Few studies have examined PTX3 expression in vivo. After intraperitoneal LPS injection in mice, strong PTX3 mRNA expression was detected in endothelial cells of the heart, lung, and skeletal muscle.12 In contrast, glial cells are the major source of PTX3 after intracerebral LPS administration.25 In rheumatoid arthritis, PTX3 expression was detected in endothelial and synovial cells,17 whereas increased serum PTX3 was detected in the blood of patients with acute myocardial infarction.15 The present study extends our knowledge of PTX3 in human disease by demonstrating strong PTX3 staining in advanced atherosclerotic plaques. In addition, our finding that a minority of SMCs stained for PTX3 is the first description of PTX3 production by this cell type. Preliminary in vitro studies of cultured human SMCs confirmed this finding and revealed a similar pattern of inducibility to that for other cell types such as monocytes and endothelial cells.10,16⇓
To date, there is little functional information about PTX3. It has been proposed that PTX3 may play the same function in the periphery as CRP does in the circulation.14 Like CRP, PTX3 can bind to the C1q complement component.
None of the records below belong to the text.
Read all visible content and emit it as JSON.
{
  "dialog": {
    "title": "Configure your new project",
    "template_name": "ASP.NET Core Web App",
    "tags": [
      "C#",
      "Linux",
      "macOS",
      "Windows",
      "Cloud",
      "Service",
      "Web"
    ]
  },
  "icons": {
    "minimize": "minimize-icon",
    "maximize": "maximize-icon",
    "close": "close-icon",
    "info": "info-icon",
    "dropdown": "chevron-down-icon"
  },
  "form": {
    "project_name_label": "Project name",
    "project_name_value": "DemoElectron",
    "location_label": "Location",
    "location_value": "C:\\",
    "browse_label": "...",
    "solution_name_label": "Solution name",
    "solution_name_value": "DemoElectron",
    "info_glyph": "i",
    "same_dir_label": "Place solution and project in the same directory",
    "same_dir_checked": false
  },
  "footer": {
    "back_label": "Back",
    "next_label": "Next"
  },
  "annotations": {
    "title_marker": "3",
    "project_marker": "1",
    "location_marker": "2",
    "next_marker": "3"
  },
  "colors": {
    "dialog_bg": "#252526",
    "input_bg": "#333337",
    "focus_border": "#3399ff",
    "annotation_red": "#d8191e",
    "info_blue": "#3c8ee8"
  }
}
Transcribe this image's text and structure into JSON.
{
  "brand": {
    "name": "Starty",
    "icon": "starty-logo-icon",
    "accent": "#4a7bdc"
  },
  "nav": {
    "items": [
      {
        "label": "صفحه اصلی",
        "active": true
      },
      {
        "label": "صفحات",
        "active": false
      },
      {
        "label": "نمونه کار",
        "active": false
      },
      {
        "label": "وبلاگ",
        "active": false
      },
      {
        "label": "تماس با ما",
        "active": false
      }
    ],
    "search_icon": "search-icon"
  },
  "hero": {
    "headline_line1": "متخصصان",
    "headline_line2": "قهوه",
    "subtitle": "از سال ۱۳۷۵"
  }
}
CRP is able to activate the complement pathway and in atherosclerotic lesions is frequently colocalized with components of the complement pathway.7,8⇓ Recent studies have also identified a direct proinflammatory effect of CRP.26 It will be interesting to examine the role of PTX3 in complement activation during atherogenesis. Another function of PTX3 that could conceivably be involved in atherogenesis is its ability to bind dead, especially apoptotic, cells.27 In conclusion, our data suggest that PTX3 may be involved in the pathogenesis of atherosclerosis. We are currently conducting in vitro and in vivo studies to more closely define the regulation of PTX3 production and its role in atherosclerosis.
M.R. was the recipient of a European Molecular Biology Organization Short Term Fellowship. The authors thank Inger Bodin and Ingrid Törnberg for excellent technical assistance, and Dr Guro Valen for providing the internal mammary artery samples.
Received January 30, 2002; revision accepted March 5, 2002.